もうひと月も経つというのに、まだ愕然としている。確かに私も同じ年賀状を受け取ったとき、飛び上がるくらい驚いたが、彼女はそれどころでは済まなかったようだ。
「お正月に帰省したら、『お母さんたちはいつまでも生きててあげられへんのよ』って言われてさ。打ちひしがれてるところにこの言葉は堪えたわ。私はひとりっ子やし、親戚とも付き合いないし、親が死んだら自分はどうなるんやろうって、この年になって初めて真剣に考えた・・・」

少し前に酒井順子さんの『負け犬の遠吠え』がドラマ化されていたが、そのとき彼女がぷりぷりしながら言っていたことを思い出した。
「年収一千万であんな豪華マンションに住めて、あれのどこが“負け犬”よ。じゃあ私みたいなのはどうなるわけ?お金と仕事が確保できてたら十分やんっ」
彼女は過去に二度も会社が倒産するという憂き目に遭い、転職を余儀なくされている。この冬のボーナスもほとんどなかったそうだ。
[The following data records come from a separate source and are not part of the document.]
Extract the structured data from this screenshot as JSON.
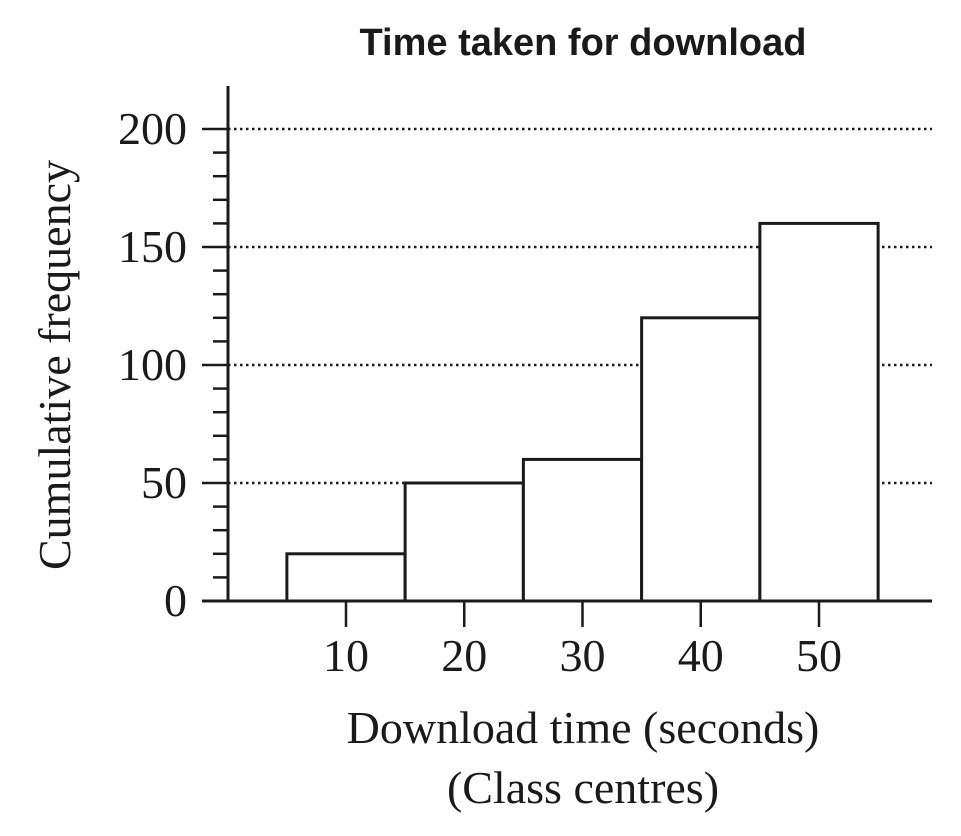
{
  "chart_data": {
    "type": "bar",
    "title": "Time taken for download",
    "xlabel": "Download time (seconds)",
    "xlabel_sub": "(Class centres)",
    "ylabel": "Cumulative frequency",
    "categories": [
      "10",
      "20",
      "30",
      "40",
      "50"
    ],
    "x": [
      10,
      20,
      30,
      40,
      50
    ],
    "values": [
      20,
      50,
      60,
      120,
      160
    ],
    "bin_width": 10,
    "ylim": [
      0,
      200
    ],
    "y_major_ticks": [
      0,
      50,
      100,
      150,
      200
    ],
    "y_minor_step": 10,
    "grid": true,
    "grid_style": "dotted horizontal at major ticks",
    "legend": "none"
  }
}
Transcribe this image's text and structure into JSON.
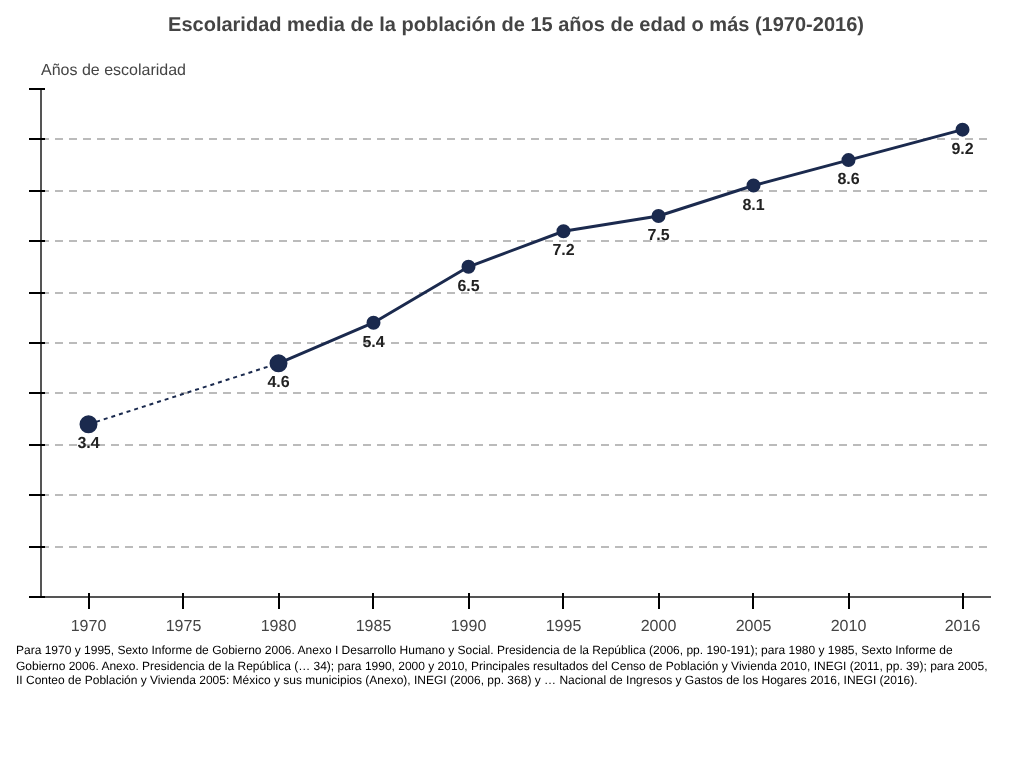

彼女がいくら仕事熱心でいい成績を収めていても、会社が十年後存在しているかどうかあやしいというのでは、将来が心許ないことに変わりはない。

私には三十代から四十代前半の未婚の友人が何人もいるが、ここ数年で三人がマンションを買った。よくそんなお金があったねえと感心する私に、まるで申し合わせたように彼女たちが言ったのはこんなことだ。
「あきらめたわけじゃないけど、結局自分はこのまま結婚しないんじゃないかって気がする。そうしたら夫もない、子どももない、仕事を生き甲斐にできるタイプでもない私には確かなものがなにもない。人生に“土台”がないことがすごく怖くなって。それならせめて家くらい持っていなくちゃって・・・」


このところ、独身の友人が将来について不安を口にするのを聞くことがとても多い。
彼女たちは「路頭に迷う」ことをものすごく恐れている。食べられなくなる、住むところがなくなるという意味ではない。精神的に、ということだ。
姉妹や友人はそれぞれの家族と生きている、親がいなくなったら自分はひとりぼっちだ、それはどういう感じなんだろう、頼りになるものがなくてもちゃんと生きていけるのだろうか・・・。
まだ漠然としているとはいうものの、誕生日を迎えるたびに足音は確実に近づいてくる、リアリティのある恐怖である。

私は原作を読んでいないが、ドラマの『負け犬の遠吠え』がつまらなかったのは、結論があまりにもありきたりだったからだ。
「結婚している、していないで人の幸せは決まらない。それは自分自身が決めるものなのだ」
そんなことは誰だってわかっている。
それでも多くの女性が「結婚すれば人生安泰」という錯覚を起こしてしまうのはなぜか。ひとりでは幸せに生きていける自信がないからだ。

幸福で充実した人生を送るには、心のよりどころとなる「なにか」が必要だ。それはなにも結婚でなくてもよいのだ。仕事でも趣味でも、「自分にはこれがある」と思えるものであればなんでも。
しかし、そういうものを持っている人がいったいどれだけいるだろう。定年まで勤められる職場ややり甲斐のある仕事、一生の趣味やライフワークをこれから見つけるのは容易ではない。
それに比べたら、「夫」を見つけられる可能性のほうがずっと高そうだ。出会いは明日空から降ってくるかもしれないのだ、期待が持てる。しかも、「家族」というのは喪失のリスクの少ない、もっとも安定感のあるよすがなのである。
そう考えると、女性が「結婚しなくちゃ幸せになれない」という呪縛から逃れられないのはまるで不思議なことではない。